BRASÍLIA - O relator especial da Organização das Nações Unidas para os Direitos Humanos e das Liberdades Fundamentais dos Povos Indígenas, James Anaya, criticou nesta segunda-feira a escassez de recursos destinados à saúde e à educação dos povos indígenas, no Brasil, principalmente em relação a programas destinados a mulheres e crianças. Ele questionou ainda se o Programa de Aceleração do Crescimento (PAC) leva em conta os interesses indígenas, incluindo a demarcação de terras.

Esse programas promovem um tipo de desenvolvimento que não leva em conta os povos indígenas, sobretudo em relação à demarcação de suas próprias terras, disse. 

O relator visitou os estados do Amazonas, de Roraima e do Mato Grosso do Sul a convite do governo brasileiro para avaliar a situação indígena no Brasil. O trabalho de treze dias culminará em um relatório a ser apresentado em 2009, no Conselho de Direitos Humanos da Organização das Nações Unidas (ONU). 

O conselheiro não quis opinar sobre a situação da terra indígena Raposa Serra do Sol, cuja demarcação será julgada pelo Supremo Tribunal Federal (STF) na próxima quarta-feira.

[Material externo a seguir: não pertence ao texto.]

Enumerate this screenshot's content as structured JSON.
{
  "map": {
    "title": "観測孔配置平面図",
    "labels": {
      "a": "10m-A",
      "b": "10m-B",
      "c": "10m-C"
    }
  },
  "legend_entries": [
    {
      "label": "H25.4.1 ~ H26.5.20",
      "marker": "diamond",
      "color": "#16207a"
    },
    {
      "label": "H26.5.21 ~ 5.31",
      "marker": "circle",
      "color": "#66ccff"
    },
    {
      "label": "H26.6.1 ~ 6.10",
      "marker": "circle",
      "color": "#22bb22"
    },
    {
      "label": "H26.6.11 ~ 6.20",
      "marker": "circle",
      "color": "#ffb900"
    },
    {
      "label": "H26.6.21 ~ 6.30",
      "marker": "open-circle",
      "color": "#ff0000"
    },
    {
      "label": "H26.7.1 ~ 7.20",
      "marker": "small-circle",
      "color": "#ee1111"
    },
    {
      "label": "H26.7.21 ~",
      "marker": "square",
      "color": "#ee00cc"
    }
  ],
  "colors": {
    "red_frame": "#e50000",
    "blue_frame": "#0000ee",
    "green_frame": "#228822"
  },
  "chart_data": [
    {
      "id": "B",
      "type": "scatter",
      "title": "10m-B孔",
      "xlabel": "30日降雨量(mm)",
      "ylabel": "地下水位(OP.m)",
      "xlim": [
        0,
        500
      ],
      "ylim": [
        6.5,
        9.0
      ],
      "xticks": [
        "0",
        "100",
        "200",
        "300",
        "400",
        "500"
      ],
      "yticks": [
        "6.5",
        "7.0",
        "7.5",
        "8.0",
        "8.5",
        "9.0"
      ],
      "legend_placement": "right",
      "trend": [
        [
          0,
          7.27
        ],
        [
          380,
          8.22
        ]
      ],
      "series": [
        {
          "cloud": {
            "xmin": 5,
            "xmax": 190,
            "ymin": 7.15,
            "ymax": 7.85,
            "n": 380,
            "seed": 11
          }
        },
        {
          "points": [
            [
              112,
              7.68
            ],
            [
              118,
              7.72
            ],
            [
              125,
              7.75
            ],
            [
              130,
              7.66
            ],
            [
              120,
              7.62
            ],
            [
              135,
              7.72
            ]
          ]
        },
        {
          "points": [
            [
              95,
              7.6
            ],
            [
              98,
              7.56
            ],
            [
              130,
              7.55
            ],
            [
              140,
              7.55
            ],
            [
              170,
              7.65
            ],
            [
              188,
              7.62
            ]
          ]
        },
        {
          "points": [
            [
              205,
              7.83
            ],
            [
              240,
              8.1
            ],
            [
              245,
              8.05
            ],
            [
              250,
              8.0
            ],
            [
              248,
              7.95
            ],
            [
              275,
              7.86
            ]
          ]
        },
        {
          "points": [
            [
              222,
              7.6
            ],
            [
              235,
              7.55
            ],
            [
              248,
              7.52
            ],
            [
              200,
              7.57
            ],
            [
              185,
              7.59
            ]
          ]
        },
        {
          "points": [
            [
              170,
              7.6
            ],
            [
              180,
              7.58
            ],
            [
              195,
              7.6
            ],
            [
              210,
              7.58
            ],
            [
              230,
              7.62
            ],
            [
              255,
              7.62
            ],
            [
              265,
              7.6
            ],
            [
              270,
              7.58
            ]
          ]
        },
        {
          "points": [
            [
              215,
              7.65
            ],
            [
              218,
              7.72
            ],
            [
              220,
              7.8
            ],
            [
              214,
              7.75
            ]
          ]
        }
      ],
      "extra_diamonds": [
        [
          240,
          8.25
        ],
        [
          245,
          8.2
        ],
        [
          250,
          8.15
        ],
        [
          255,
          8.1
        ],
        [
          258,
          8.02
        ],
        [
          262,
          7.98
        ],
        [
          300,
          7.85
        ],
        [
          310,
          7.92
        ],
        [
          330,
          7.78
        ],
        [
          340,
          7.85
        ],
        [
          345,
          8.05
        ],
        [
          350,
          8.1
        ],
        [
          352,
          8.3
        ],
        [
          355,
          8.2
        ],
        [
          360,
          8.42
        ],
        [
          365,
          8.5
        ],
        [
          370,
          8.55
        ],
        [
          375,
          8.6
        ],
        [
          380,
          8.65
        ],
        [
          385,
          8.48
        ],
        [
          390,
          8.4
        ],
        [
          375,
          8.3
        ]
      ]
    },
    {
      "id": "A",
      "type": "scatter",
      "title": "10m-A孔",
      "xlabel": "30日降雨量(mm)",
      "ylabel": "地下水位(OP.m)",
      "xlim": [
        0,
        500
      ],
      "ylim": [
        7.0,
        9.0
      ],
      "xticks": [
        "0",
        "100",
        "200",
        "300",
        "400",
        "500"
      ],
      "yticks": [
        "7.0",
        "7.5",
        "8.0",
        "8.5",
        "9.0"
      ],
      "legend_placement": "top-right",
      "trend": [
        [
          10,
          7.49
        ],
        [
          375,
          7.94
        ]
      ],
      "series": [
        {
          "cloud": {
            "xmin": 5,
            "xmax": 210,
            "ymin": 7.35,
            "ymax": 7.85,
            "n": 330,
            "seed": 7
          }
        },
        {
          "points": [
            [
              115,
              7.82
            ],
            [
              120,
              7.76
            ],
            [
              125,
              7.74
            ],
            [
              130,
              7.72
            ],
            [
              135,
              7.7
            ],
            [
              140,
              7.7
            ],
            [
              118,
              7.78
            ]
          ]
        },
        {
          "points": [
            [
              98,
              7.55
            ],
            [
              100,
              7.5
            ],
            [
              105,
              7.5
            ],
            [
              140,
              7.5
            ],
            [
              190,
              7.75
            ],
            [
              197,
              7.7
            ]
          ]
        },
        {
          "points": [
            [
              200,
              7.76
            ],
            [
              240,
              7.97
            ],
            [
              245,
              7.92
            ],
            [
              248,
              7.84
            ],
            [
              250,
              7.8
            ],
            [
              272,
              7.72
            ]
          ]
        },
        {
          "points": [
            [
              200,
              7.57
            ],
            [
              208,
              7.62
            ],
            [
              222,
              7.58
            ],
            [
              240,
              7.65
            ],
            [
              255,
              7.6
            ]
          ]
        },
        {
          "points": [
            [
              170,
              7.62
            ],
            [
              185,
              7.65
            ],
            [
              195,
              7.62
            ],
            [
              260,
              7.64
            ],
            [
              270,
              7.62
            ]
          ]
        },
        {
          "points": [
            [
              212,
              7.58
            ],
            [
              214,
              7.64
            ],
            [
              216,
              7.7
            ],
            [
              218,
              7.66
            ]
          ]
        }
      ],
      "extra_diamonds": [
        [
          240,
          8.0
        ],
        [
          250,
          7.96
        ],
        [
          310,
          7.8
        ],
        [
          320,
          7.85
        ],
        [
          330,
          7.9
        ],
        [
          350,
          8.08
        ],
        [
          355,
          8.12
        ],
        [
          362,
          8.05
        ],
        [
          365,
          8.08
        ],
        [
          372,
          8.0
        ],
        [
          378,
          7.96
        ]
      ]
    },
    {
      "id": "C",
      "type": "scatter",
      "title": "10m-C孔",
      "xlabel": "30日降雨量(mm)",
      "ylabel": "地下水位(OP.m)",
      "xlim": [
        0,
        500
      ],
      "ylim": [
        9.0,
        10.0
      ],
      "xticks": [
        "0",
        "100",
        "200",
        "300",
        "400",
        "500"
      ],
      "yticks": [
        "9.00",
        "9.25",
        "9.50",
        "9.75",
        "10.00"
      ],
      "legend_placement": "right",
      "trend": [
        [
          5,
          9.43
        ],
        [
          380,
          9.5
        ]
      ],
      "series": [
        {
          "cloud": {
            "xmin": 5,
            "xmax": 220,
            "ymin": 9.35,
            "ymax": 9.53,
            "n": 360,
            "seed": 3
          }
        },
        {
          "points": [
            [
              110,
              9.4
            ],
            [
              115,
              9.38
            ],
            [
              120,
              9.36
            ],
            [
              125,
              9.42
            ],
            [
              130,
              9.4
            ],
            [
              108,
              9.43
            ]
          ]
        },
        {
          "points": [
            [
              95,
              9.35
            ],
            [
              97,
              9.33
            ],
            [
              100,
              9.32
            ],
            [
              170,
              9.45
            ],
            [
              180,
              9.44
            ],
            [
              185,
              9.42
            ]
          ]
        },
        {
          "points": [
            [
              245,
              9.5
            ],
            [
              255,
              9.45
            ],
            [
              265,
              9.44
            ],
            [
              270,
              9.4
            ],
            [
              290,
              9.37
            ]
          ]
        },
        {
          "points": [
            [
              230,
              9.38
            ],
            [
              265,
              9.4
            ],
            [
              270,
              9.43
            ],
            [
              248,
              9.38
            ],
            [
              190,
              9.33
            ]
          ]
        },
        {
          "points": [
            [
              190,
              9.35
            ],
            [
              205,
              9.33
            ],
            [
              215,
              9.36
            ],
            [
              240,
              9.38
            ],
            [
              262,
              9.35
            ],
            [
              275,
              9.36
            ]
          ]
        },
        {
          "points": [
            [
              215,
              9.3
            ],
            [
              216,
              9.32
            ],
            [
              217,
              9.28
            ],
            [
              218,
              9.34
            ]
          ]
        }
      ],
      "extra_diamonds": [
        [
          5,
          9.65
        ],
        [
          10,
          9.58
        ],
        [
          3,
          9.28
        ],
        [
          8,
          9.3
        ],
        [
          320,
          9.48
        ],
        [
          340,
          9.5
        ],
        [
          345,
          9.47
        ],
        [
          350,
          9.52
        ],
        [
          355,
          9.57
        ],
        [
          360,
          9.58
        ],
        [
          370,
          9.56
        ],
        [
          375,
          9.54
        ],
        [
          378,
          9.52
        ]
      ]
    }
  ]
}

O que posso dizer é que há muitas dúvidas em relação à região e a comunidade indígena abordou a necessidade de um desenvolvimento que atinja a todos, declarou. 

Embora tenha reconhecido que o Brasil tem uma das legislações mais avançadas em relação à proteção indígena, Anaya salientou que ainda falta permitir ao índio decidir livremente sobre os seus interesses e classificou como paternalista a política do governo em relação aos povos indígenas.

São necessárias reformas para que os indígenas tenham o direito de livre determinação, para que possam decidir de forma livre e independente. Evidentemente estes povos não têm ainda o controle sobre várias questões, entre elas o controle de suas terras, disse.